Unless you're in Jane Hart's shoes, you'll probably have a hard time understanding what it's like to be a mother while her brain constantly switches between identities.
The 28-year-old single mom of two lives with dissociative identity disorder (DID), a condition where a person develops one or more alternative personalities.
After years of living with the condition, Hart is opening up about the different sides of her in very public ways, through interviews and an upcoming docuseries on A&E.

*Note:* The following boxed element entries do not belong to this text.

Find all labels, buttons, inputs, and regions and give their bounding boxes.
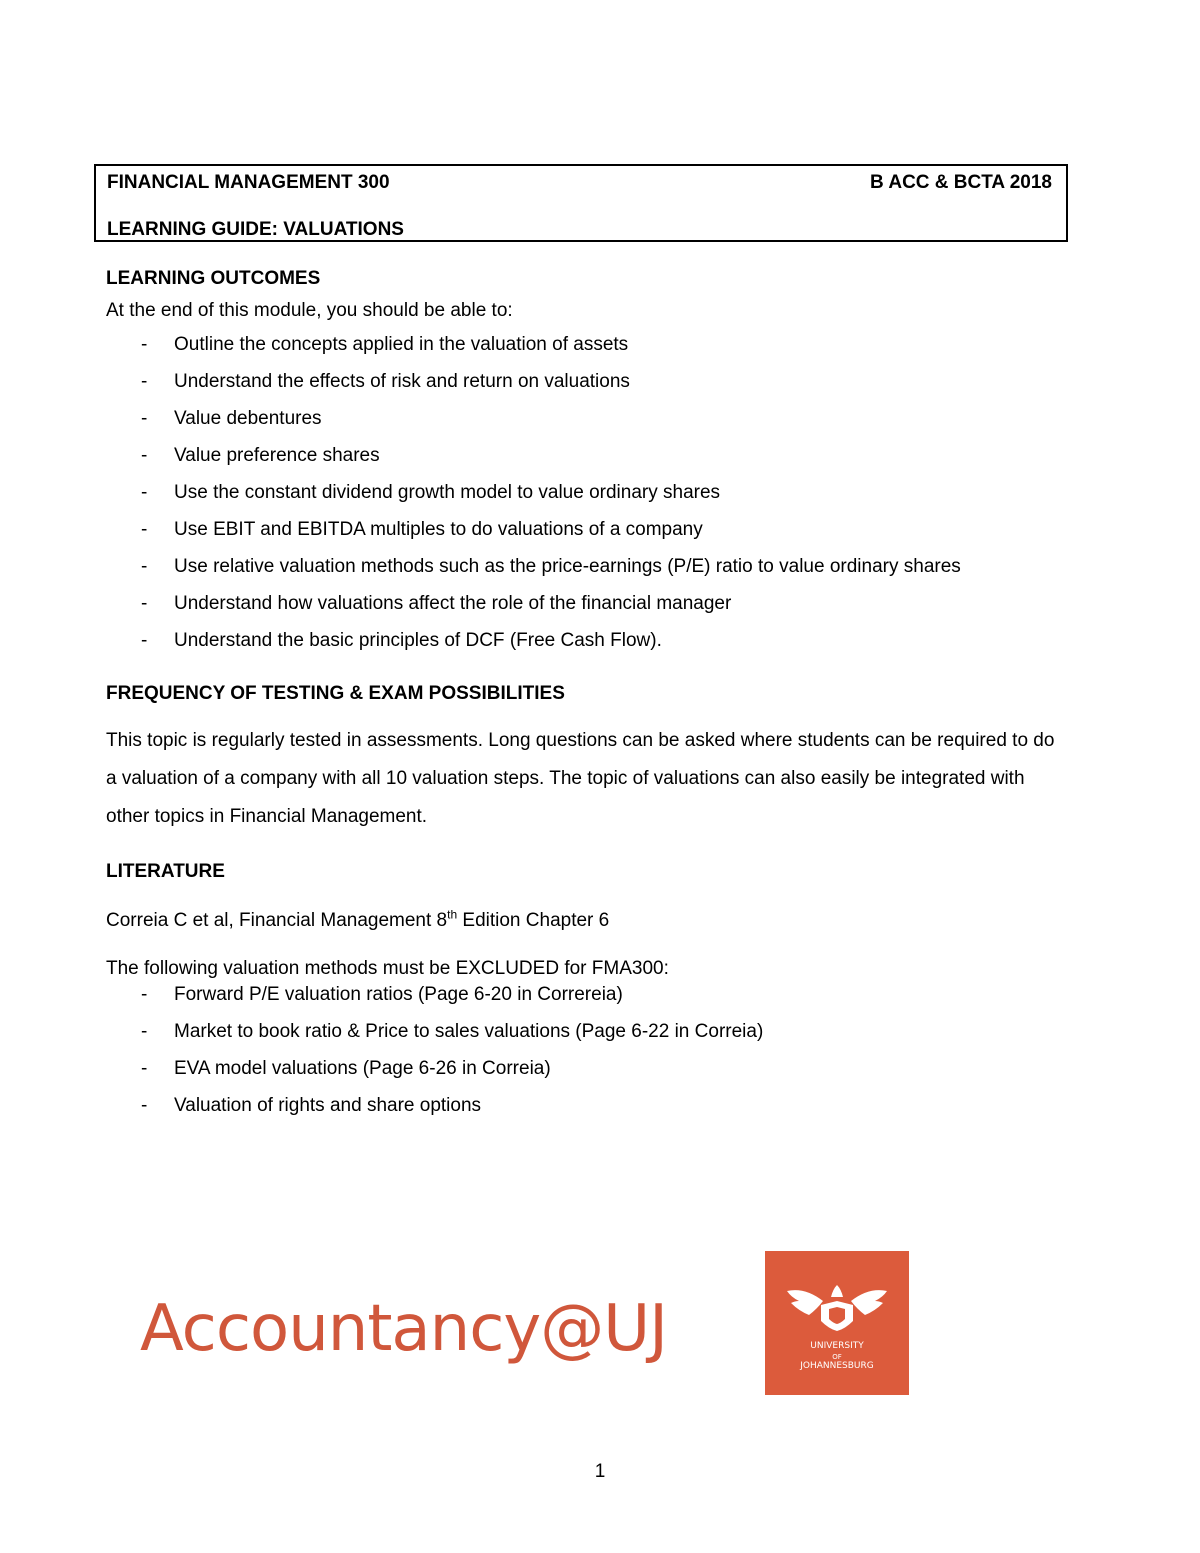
dash-bullet: - [141, 334, 148, 355]
outcomes-list [104, 326, 1086, 659]
uj-caption-line2: OF [832, 1353, 842, 1361]
content [106, 266, 1086, 1124]
course-title: FINANCIAL MANAGEMENT 300 [107, 172, 390, 193]
list-item [104, 511, 1086, 548]
dash-bullet: - [141, 1058, 148, 1079]
list-item-text: Use EBIT and EBITDA multiples to do valuations of a company [174, 519, 703, 540]
reference-text-end: Edition Chapter 6 [457, 910, 610, 931]
list-item-text: Understand the basic principles of DCF (Free Cash Flow). [174, 630, 662, 651]
header-box [94, 164, 1068, 242]
excluded-list [104, 976, 1086, 1124]
uj-caption-line1: UNIVERSITY [810, 1341, 864, 1351]
dash-bullet: - [141, 445, 148, 466]
dash-bullet: - [141, 556, 148, 577]
list-item [104, 1013, 1086, 1050]
dash-bullet: - [141, 519, 148, 540]
list-item [104, 1087, 1086, 1124]
literature-reference [106, 907, 1086, 932]
list-item-text: EVA model valuations (Page 6-26 in Correia) [174, 1058, 551, 1079]
dash-bullet: - [141, 408, 148, 429]
excluded-intro: The following valuation methods must be EXCLUDED for FMA300: [106, 958, 669, 979]
frequency-text: This topic is regularly tested in assessments. Long questions can be asked where students can be required to do a valuation of a company with all 10 valuation steps. The topic of valuations can also easily be integrated with other topics in Financial Management. [106, 730, 1055, 827]
page-number: 1 [594, 1461, 606, 1482]
list-item [104, 363, 1086, 400]
list-item-text: Forward P/E valuation ratios (Page 6-20 in Correreia) [174, 984, 623, 1005]
list-item [104, 585, 1086, 622]
list-item [104, 474, 1086, 511]
list-item [104, 976, 1086, 1013]
reference-text: Correia C et al, Financial Management 8 [106, 910, 448, 931]
reference-superscript: th [447, 907, 458, 922]
list-item [104, 400, 1086, 437]
dash-bullet: - [141, 1021, 148, 1042]
dash-bullet: - [141, 593, 148, 614]
list-item-text: Value debentures [174, 408, 322, 429]
dash-bullet: - [141, 482, 148, 503]
list-item-text: Value preference shares [174, 445, 380, 466]
dash-bullet: - [141, 630, 148, 651]
uj-crest-icon [765, 1251, 909, 1395]
list-item [104, 622, 1086, 659]
list-item [104, 437, 1086, 474]
accountancy-uj-wordmark: Accountancy@UJ [140, 1292, 667, 1366]
dash-bullet: - [141, 371, 148, 392]
outcomes-intro: At the end of this module, you should be able to: [106, 300, 513, 321]
list-item [104, 1050, 1086, 1087]
list-item-text: Valuation of rights and share options [174, 1095, 482, 1116]
list-item-text: Understand how valuations affect the role of the financial manager [174, 593, 732, 614]
list-item-text: Use the constant dividend growth model to value ordinary shares [174, 482, 721, 503]
uj-logo [765, 1251, 909, 1395]
dash-bullet: - [141, 984, 148, 1005]
frequency-heading: FREQUENCY OF TESTING & EXAM POSSIBILITIES [106, 683, 565, 704]
program-title: B ACC & BCTA 2018 [870, 172, 1052, 193]
list-item-text: Outline the concepts applied in the valuation of assets [174, 334, 629, 355]
uj-caption-line3: JOHANNESBURG [800, 1361, 874, 1371]
literature-heading: LITERATURE [106, 861, 225, 882]
guide-title: LEARNING GUIDE: VALUATIONS [107, 219, 404, 240]
list-item-text: Market to book ratio & Price to sales valuations (Page 6-22 in Correia) [174, 1021, 764, 1042]
list-item [104, 326, 1086, 363]
list-item [104, 548, 1086, 585]
list-item-text: Use relative valuation methods such as the price-earnings (P/E) ratio to value ordinary shares [174, 556, 961, 577]
dash-bullet: - [141, 1095, 148, 1116]
outcomes-heading: LEARNING OUTCOMES [106, 268, 321, 289]
list-item-text: Understand the effects of risk and return on valuations [174, 371, 630, 392]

Hart, who developed DID as a result of childhood abuse, has nine different types of personalities, ranging from the ages of six to 28.
The youngest, six-year-old Janey, does not remember the sexual abuse while 10-year-old Beth is fully aware of the trauma and is always trying to protect the younger identities.
There is 11-year-old Jayden, 17-year-old Alexis, who Hart describes as confident, and 28-year-old Madison, who identifies as a lesbian and a mom figure to all of Hart's identities.
"It felt like I always had a crowd of people around me, looking over my shoulder, commenting and arguing over everything I did," Hart who used to hear voices inside her head, told People magazine.
After her marriage failed, things seemed to get worse. Hart finally "reached a breaking point" in 2014, and contemplated taking her own life. However, for the sake of her sons she sought help instead.
It took two years, but after going through intensive psychotherapy Hart was finally diagnosed with DID, formerly known as Multiple Personality Disorder.
“It’s validating to finally know I have a reason for the way I am,” she said. “But it’s also really scary to know I have it, to know that my personality has been fragmented and I don’t have control over the identities inside me."
As for how her condition affects motherhood, it can be a challenge, but for now, Hart just tells her sons that their mom has a "unique brain."
Despite the difficulties, Hart credits her condition for saving her.
“My whole childhood I knew I was afraid—I just didn’t know of what,” she explained. “I didn’t know the true breadth of the abuse until after my parts began telling their stories.”
Also an activist, Hart wants to use her story to shed a lit on mental illnesses that aren't talked about very much. She hopes to end the stigma because "it's time to right that wrong."
“It’s nothing like Hollywood portrays it,” she added. “When people look at someone with DID they immediately think, 'That person has someone inside who wants to kill people.' But that’s just not how it works."